O TJ-SP (Tribunal de Justiça de São Paulo) instala nesta quarta-feira (8) uma nova estrutura especializada em crimes de organização criminosa e lavagem de dinheiro. A mudança, que inclui a instalação de três novas varas estaduais, é uma resposta ao aumento no número de processos desse tipo no estado —o que também ocorre em todo o país.
A partir da reestruturação, o tribunal expande a área que cuida de organizações criminosas e lavagem de dinheiro de duas para quatro varas judiciárias —ou seja, designando mais juízes para se dedicar ao assunto. Além disso, processos que tratam de crimes contra a ordem tributária e econômica, crimes em licitações e contratos administrativos passam a tramitar numa vara separada.
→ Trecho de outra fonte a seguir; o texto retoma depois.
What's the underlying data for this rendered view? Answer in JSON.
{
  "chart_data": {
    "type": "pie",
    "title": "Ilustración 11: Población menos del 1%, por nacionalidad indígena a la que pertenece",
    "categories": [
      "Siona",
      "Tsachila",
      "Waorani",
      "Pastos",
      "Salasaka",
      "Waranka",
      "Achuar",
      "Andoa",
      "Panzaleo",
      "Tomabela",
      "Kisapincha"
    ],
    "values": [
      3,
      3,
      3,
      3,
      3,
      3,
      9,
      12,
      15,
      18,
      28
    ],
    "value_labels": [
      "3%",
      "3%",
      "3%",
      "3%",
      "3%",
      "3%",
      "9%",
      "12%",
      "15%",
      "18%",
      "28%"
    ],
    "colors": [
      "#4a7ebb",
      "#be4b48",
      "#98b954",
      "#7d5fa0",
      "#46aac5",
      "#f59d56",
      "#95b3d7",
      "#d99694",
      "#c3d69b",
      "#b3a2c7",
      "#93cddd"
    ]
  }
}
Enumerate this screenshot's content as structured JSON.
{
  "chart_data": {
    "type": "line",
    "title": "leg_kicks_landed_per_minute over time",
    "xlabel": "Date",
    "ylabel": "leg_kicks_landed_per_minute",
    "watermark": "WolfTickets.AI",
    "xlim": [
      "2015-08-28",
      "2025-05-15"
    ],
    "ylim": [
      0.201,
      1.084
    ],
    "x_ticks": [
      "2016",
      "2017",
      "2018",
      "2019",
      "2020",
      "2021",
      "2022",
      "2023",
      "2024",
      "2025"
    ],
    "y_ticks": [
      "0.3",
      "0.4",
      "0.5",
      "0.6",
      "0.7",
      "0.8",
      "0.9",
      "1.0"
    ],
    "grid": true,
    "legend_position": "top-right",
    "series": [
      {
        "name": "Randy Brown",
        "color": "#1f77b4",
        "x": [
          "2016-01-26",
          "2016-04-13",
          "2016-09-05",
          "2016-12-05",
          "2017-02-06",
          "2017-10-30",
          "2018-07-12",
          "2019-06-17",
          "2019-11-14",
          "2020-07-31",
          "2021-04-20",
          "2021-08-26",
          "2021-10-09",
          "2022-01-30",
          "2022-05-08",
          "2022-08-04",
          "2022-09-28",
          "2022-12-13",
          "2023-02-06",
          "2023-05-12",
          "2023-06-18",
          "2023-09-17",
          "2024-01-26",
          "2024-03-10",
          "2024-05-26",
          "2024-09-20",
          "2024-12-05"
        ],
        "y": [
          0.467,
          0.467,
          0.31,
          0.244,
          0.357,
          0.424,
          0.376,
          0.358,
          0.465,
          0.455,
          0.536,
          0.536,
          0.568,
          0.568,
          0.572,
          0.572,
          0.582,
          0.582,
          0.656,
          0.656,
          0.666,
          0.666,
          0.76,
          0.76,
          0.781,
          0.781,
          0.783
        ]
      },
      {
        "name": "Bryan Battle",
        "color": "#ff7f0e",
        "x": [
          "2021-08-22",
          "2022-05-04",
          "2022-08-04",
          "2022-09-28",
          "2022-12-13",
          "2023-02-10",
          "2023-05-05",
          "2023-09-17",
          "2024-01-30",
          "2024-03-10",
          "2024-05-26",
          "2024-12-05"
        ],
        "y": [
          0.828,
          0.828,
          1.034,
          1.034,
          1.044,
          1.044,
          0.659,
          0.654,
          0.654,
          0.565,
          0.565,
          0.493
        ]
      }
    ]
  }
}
Hoje, esse setor do Fórum Criminal da Barra Funda funciona com a 1ª e a 2ª Varas de Crimes Tributários, Organização Criminosa e Lavagem de Bens e Valores da Capital. Essas duas serão transformadas em “Varas Estaduais de Organizações Criminosas e Lavagem de Bens, Direitos e Valores”, e será instalada uma 3ª Vara da mesma especialidade.
Haverá também a criação de uma Vara Estadual das Garantias responsável exclusivamente pela fase investigativa desses delitos. Com a separação de temas, será instalada ainda a Vara Estadual Especializada em Crimes contra a Ordem Tributária e Econômica e Crimes em Licitações e Contratos Administrativos.
É nas varas de organização criminosa que estão, por exemplo, algumas das investigações e ações penais mais complexas que tratam da atuação da facção criminosa PCC (Primeiro Comando da Capital) e esquemas ligados à ocultação do dinheiro do crime.
O Judiciário paulista tem hoje cerca de 2.885 ações penais e inquéritos que envolvem crime organizado e lavagem de bens, segundo nota publicada pelo tribunal. A Corte destaca que casos desse tipo são “marcados pela alta complexidade, múltiplos réus, operações financeiras sofisticadas e investigações de grande porte”.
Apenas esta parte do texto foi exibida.